Maurice Blanchot was a legend in French literature, politics, and thought. French icons such as Foucault, Derrida, and Nancy have counted him among their influences. Though his writing was never overly academic, much of it focused on politics and philosophy. Fordham is proud to present a collection of his most political essays, letters, and other fragments in the forthcoming Maurice Blanchot: Political Writings, 1953-1993, translated by Zakir Paul, with a foreword by Kevin Hart. The trajectory of the writings go from the French-Algerian War to the construction of the Berlin Wall and postwar debates of the Shoah. Read together, these pieces are not only thoughts on current events and the politics that create them, but rather a demonstration of a higher form of writing and political thought.
Powers: Religion as a Social and Spiritual Force is part of the series The Future of the Religious Past. The series seeks to collect scholars from diverse disciplines and geographic locations to share their thoughts on religion as more than simply beliefs in specific tenets, but rather a complex system that factors in our daily personal and social lives. Powers collects essays that refute the idea that religion’s political power is a relic from the past. Rather, the political relevance and cultural importance of religion is alive and well. Edited by Meerten B. ter Borg and Jan Willem van Henten, this volume strikes a balance between broad analyses of the nature of religion and power in their modes of emergence today and specific case studies from anthropology, sociology, and the arts.
We have two February titles from the American Literatures Initiative project: “Not Even Past”: Race, Historical Trauma, and Subjectivity in Faulkner, Larsen, and Van Vechten and Poetics of Emptiness: Transformations of Asian Thought in American Poetry. “Not Even Past” focuses on US slavery and racism in the period of the late 1920s-early 1930s in literary and photographic projects, highlighting novels by William Faulkner and Nella Larsen, and portraits by Carl Van Vechten. Poetics of Emptiness analyzes the term “emptiness” and how it’s transformed within 20th century American poetry. Two sections, one on transpacific Buddhist poetics and one on transpacific Daoist poetics, detail how American poetics has been shaped by these traditions and the concept of “emptiness.”

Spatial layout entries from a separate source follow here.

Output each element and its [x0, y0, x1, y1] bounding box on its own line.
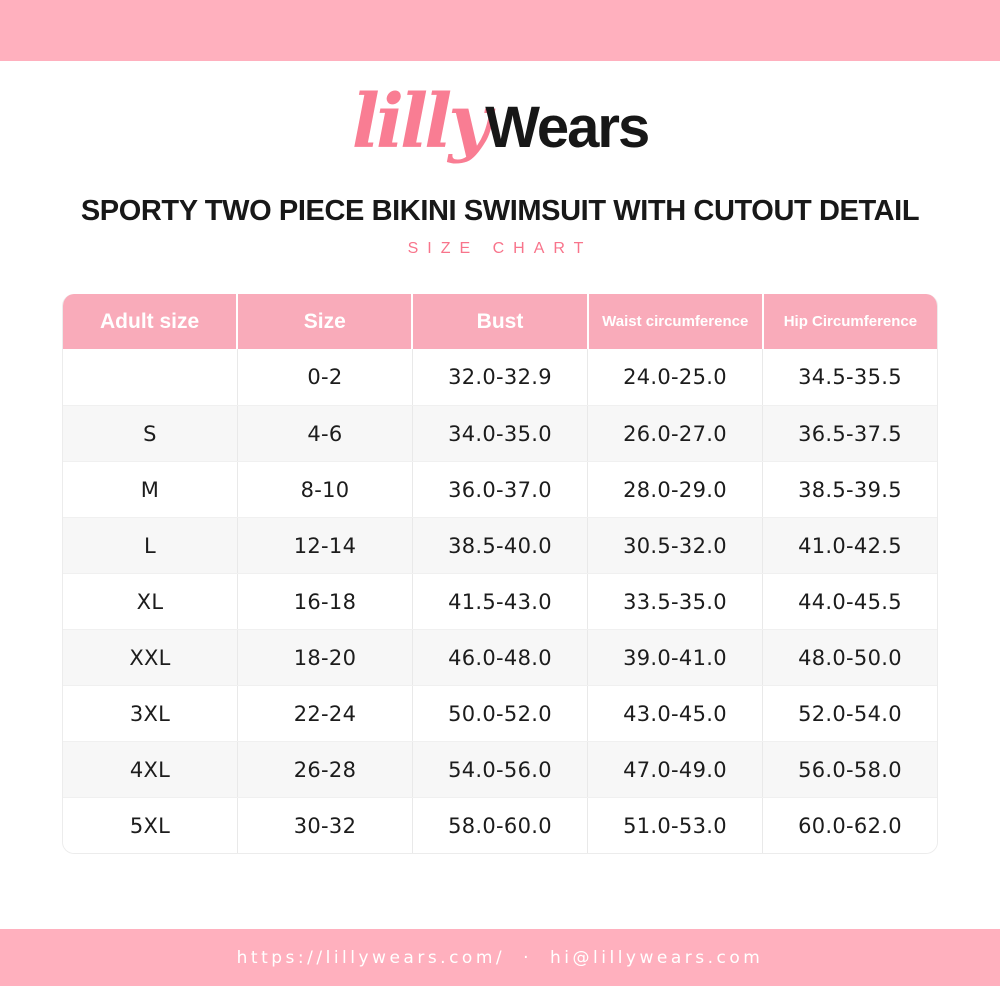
table-cell: 0-2: [237, 349, 412, 405]
table-cell: 38.5-39.5: [762, 462, 937, 517]
email-link[interactable]: hi@lillywears.com: [550, 947, 764, 968]
table-cell: 34.5-35.5: [762, 349, 937, 405]
table-row: M 8-10 36.0-37.0 28.0-29.0 38.5-39.5: [63, 461, 937, 517]
column-header: Adult size: [100, 309, 200, 333]
logo-text-wears: Wears: [485, 95, 650, 160]
table-cell: 28.0-29.0: [587, 462, 762, 517]
table-cell: 34.0-35.0: [412, 406, 587, 461]
table-cell: 26.0-27.0: [587, 406, 762, 461]
top-banner: [0, 0, 1000, 61]
table-row: 0-2 32.0-32.9 24.0-25.0 34.5-35.5: [63, 349, 937, 405]
table-row: 4XL 26-28 54.0-56.0 47.0-49.0 56.0-58.0: [63, 741, 937, 797]
table-cell: 5XL: [129, 813, 171, 838]
table-cell: 39.0-41.0: [587, 630, 762, 685]
table-row: 5XL 30-32 58.0-60.0 51.0-53.0 60.0-62.0: [63, 797, 937, 853]
table-row: 3XL 22-24 50.0-52.0 43.0-45.0 52.0-54.0: [63, 685, 937, 741]
table-cell: 4XL: [129, 757, 171, 782]
table-cell: 30.5-32.0: [587, 518, 762, 573]
table-cell: 46.0-48.0: [412, 630, 587, 685]
table-cell: 58.0-60.0: [412, 798, 587, 853]
table-cell: 33.5-35.0: [587, 574, 762, 629]
table-cell: 41.5-43.0: [412, 574, 587, 629]
table-cell: 24.0-25.0: [587, 349, 762, 405]
table-cell: 47.0-49.0: [587, 742, 762, 797]
table-row: S 4-6 34.0-35.0 26.0-27.0 36.5-37.5: [63, 405, 937, 461]
table-cell: 16-18: [237, 574, 412, 629]
size-chart-label: SIZE CHART: [407, 240, 593, 257]
table-cell: 36.0-37.0: [412, 462, 587, 517]
size-table-header: Adult size Size Bust Waist circumference Hip…: [63, 294, 937, 349]
column-header: Size: [236, 294, 411, 349]
page-title: SPORTY TWO PIECE BIKINI SWIMSUIT WITH CU…: [80, 195, 920, 227]
table-cell: M: [140, 477, 160, 502]
size-table: Adult size Size Bust Waist circumference Hip…: [62, 294, 938, 854]
separator-dot: ·: [523, 947, 533, 968]
table-cell: 51.0-53.0: [587, 798, 762, 853]
table-cell: [63, 349, 237, 405]
column-header: Waist circumference: [586, 294, 762, 349]
table-row: L 12-14 38.5-40.0 30.5-32.0 41.0-42.5: [63, 517, 937, 573]
table-cell: 52.0-54.0: [762, 686, 937, 741]
table-cell: XL: [136, 589, 164, 614]
footer-banner: https://lillywears.com/ · hi@lillywears.…: [0, 929, 1000, 986]
table-cell: 12-14: [237, 518, 412, 573]
table-cell: 41.0-42.5: [762, 518, 937, 573]
table-cell: 56.0-58.0: [762, 742, 937, 797]
table-cell: 8-10: [237, 462, 412, 517]
table-cell: 38.5-40.0: [412, 518, 587, 573]
column-header: Bust: [411, 294, 586, 349]
table-cell: 50.0-52.0: [412, 686, 587, 741]
table-cell: L: [144, 533, 156, 558]
table-cell: 44.0-45.5: [762, 574, 937, 629]
table-cell: 43.0-45.0: [587, 686, 762, 741]
table-cell: 18-20: [237, 630, 412, 685]
table-cell: S: [143, 421, 157, 446]
table-cell: 30-32: [237, 798, 412, 853]
brand-logo: lilly Wears: [0, 85, 1000, 185]
table-cell: 22-24: [237, 686, 412, 741]
table-row: XL 16-18 41.5-43.0 33.5-35.0 44.0-45.5: [63, 573, 937, 629]
table-cell: 54.0-56.0: [412, 742, 587, 797]
size-table-body: 0-2 32.0-32.9 24.0-25.0 34.5-35.5 S 4-6 34.0-3…: [63, 349, 937, 853]
table-cell: 48.0-50.0: [762, 630, 937, 685]
table-cell: 4-6: [237, 406, 412, 461]
table-cell: 32.0-32.9: [412, 349, 587, 405]
table-row: XXL 18-20 46.0-48.0 39.0-41.0 48.0-50.0: [63, 629, 937, 685]
table-cell: 36.5-37.5: [762, 406, 937, 461]
table-cell: 60.0-62.0: [762, 798, 937, 853]
logo-text-lilly: lilly: [351, 79, 491, 165]
table-cell: 3XL: [129, 701, 171, 726]
column-header: Hip Circumference: [761, 294, 937, 349]
table-cell: 26-28: [237, 742, 412, 797]
table-cell: XXL: [129, 645, 171, 670]
website-link[interactable]: https://lillywears.com/: [236, 947, 506, 968]
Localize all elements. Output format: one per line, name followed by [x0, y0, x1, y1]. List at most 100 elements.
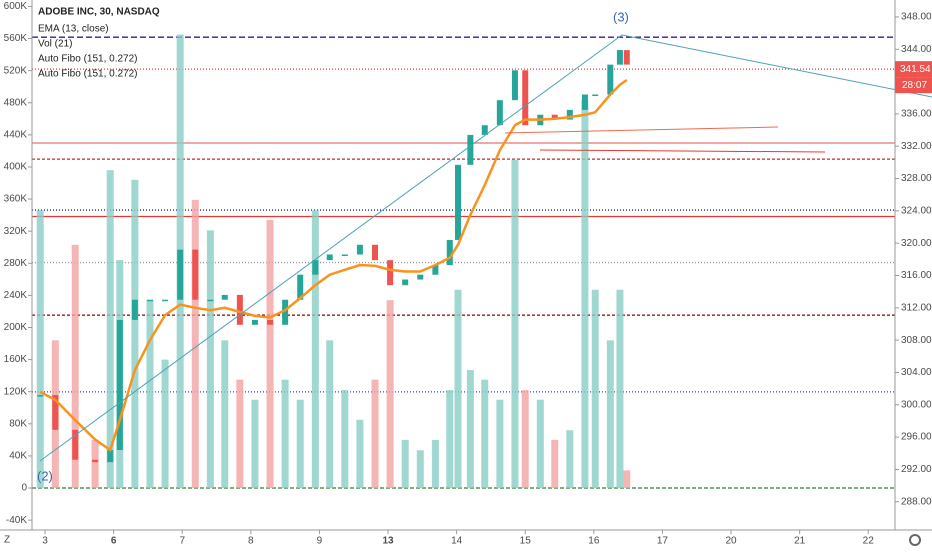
- y-tick-label: 348.00: [901, 12, 932, 23]
- y2-tick-label: -40K: [6, 515, 27, 526]
- candle: [522, 70, 529, 126]
- x-tick-label: 17: [657, 536, 669, 547]
- y-tick-label: 296.00: [901, 432, 932, 443]
- candle: [417, 274, 424, 280]
- candle: [623, 50, 630, 65]
- candle: [297, 274, 304, 300]
- x-tick-label: 6: [111, 536, 117, 547]
- trend-line: [504, 126, 779, 134]
- volume-bar: [616, 289, 624, 489]
- candle: [177, 249, 184, 300]
- y-tick-label: 308.00: [901, 335, 932, 346]
- candle: [616, 50, 623, 65]
- volume-bar: [536, 399, 544, 489]
- volume-bar: [236, 379, 244, 489]
- candle: [207, 299, 214, 302]
- y-tick-label: 324.00: [901, 206, 932, 217]
- volume-bar: [266, 219, 274, 489]
- trend-line: [539, 149, 826, 153]
- candle: [551, 114, 558, 120]
- ema-line: [39, 78, 628, 453]
- volume-bar: [356, 419, 364, 489]
- volume-bar: [311, 210, 319, 489]
- indicator-label: Auto Fibo (151, 0.272): [38, 54, 138, 65]
- x-tick-label: 3: [42, 536, 48, 547]
- candle: [72, 429, 79, 460]
- candle: [455, 164, 462, 240]
- volume-bar: [466, 370, 474, 489]
- countdown-label: 28:07: [902, 80, 927, 91]
- indicator-label: Auto Fibo (151, 0.272): [38, 69, 138, 80]
- y2-tick-label: 400K: [4, 162, 28, 173]
- y-tick-label: 288.00: [901, 496, 932, 507]
- y-tick-label: 316.00: [901, 270, 932, 281]
- volume-bar: [206, 230, 214, 489]
- volume-bar: [146, 300, 154, 489]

In Trials: Of Antigone and Jesus, William Robert weaves together two landmark trials: those of Christ and Antigone. By intertwining these two iconic figures, Robert ruminates on the relationship between divinity and humanity–“one that can contribute to religious understandings of embodiment and prayer and can open avenues of inquiry into tragedy, sexual difference, posthumanism, and politics.”
Two titles by Rusmir Mahmutćehajić are also forthcoming in February: Across the River: On the Poetry of Mak Dizdar and On the Other: A Muslim View. Mak Dizdar was a groundbreaking poet in Bosnian literature, mixing Christian, Islamic, and medieval Bosnian themes into his poetry. Mahmutćehajić discusses the collection Stone Sleeper and the poem “Blue River.” On the Other, rather, seeks to illuminate the foundations of Islamic thought on human nature and its relationship to the divine and to dispel the largely negative ways in which Islam can be interpreted in modern society. It “provides an excellent introduction to the Muslim intellectual tradition for those who wish to penetrate beyond the stereotypes put forward by ideologists on both sides of the East-West divide.”